Wednesday, August 26, 2009
Pesto Pesto Pesto
My goal for the day was to finish a short story that has been languishing in its nascent stages for months now. I’m so fond of the beginning that I’m afraid I’m going to screw up the end. So I did some necessary research and then abandoned the story for the pile of herbs beckoning from the kitchen counter, which were also languishing but will not keep until tomorrow. Some sprigs of arugula, piles of basil, an armload of chives, and some garlic that must also be used to make way for this year’s harvest- what else was there to do but make pesto?
The following recipe is made to my own taste- I love garlic, am allergic to most nuts and dislike the rest, adore cheese, and put fresh ground pepper in almost everything savory (I’ve even tried a grind or two of pepper to a chocolate dish). The arugula leaves I used were from plants that had gone to seed, too tired and haggard for a salad but once whirred up they looked just fine.
Garlicky Arugula and Two Basil Pesto
1 cup packed arugula leaves with stemmy bits removed
2 cups packed sweet basil leaves
1 cup packed spicy globe basil leaves
5 cloves of minced garlic
¼ cup extra virgin olive oil
¼ cup coarsely chopped Pecorino Romano cheese (I’d use parmesan too if I could afford it.)
Salt and pepper to taste (I added just a pinch of salt and three or four grinds of pepper).

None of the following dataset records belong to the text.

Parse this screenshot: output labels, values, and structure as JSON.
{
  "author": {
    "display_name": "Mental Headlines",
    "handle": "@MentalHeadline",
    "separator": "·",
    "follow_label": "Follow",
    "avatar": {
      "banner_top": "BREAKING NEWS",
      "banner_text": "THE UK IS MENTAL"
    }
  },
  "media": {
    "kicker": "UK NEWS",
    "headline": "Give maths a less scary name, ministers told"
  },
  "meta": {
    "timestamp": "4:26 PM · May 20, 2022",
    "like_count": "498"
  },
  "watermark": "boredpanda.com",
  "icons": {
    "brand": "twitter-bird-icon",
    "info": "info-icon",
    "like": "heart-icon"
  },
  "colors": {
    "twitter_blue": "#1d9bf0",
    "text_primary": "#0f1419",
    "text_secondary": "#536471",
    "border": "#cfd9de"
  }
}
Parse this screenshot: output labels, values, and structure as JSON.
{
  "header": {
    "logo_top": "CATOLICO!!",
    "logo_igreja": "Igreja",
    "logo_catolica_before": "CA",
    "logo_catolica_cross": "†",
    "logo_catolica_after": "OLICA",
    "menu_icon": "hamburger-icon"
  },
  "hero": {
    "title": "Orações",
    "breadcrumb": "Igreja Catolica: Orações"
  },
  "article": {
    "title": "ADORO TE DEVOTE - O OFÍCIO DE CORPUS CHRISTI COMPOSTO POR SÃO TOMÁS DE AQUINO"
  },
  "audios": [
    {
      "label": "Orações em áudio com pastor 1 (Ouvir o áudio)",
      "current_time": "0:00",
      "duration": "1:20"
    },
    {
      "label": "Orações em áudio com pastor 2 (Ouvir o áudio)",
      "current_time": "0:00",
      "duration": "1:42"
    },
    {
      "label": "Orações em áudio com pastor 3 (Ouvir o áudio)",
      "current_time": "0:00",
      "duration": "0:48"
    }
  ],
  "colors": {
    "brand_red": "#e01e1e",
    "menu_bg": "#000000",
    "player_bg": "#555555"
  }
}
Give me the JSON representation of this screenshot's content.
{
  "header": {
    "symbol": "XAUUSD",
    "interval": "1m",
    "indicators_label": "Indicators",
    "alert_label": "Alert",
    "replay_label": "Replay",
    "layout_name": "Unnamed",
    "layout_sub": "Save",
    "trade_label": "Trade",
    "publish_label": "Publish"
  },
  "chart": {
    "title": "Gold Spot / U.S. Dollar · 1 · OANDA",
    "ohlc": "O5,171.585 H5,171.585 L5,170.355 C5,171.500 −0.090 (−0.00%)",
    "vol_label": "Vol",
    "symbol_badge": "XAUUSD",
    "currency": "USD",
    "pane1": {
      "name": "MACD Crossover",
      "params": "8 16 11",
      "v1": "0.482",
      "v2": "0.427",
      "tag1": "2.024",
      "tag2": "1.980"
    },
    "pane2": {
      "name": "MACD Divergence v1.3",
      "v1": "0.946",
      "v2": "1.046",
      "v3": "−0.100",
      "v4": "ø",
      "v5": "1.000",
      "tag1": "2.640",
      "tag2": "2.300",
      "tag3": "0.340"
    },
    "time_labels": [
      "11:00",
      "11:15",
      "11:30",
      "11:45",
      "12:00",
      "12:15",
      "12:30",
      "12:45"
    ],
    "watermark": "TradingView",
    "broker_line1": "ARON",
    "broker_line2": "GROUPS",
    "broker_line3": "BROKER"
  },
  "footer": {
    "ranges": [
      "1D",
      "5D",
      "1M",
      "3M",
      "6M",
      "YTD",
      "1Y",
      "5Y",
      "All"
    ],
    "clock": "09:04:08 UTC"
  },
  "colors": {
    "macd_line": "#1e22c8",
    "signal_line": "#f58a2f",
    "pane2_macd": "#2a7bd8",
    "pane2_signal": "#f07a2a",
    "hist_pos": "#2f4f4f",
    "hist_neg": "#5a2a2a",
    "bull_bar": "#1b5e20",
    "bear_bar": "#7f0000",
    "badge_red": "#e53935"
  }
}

Put all ingredients in a food processor and process until all ingredients are finely chopped and well incorporated, pausing once or twice to scrape the sides of the bowl and test for desired consistency (I like my pesto pretty finely chopped but you may prefer a rougher texture). Add a drizzle or two more olive oil if it is too thick for you. This is when I taste to see if any salt is needed.
Garlic Chive Pesto
Same as above substituting 5 cups of coarsely chopped chives for the basil and arugula. You might want to cut down a bit on the garlic as the chives have enough kick on their own.
A note about nuts- as stated above I don’t use them but I’ve heard from people that do that pistachios (1/2 cup or so shelled) are quite tasty in the chive pesto. Pine nuts are, of course, traditional but walnuts or cashews are lower cost alternatives.
This recipe makes a thick pesto ideal for tossing with pasta, putting on pizza, and spreading on bread, crackers, or vine ripe tomatoes. Well covered it stores in the refrigerator for about a week. The basil pesto can also be frozen in sealed plastic baggies with the all the air removed. Frozen it keeps for several months.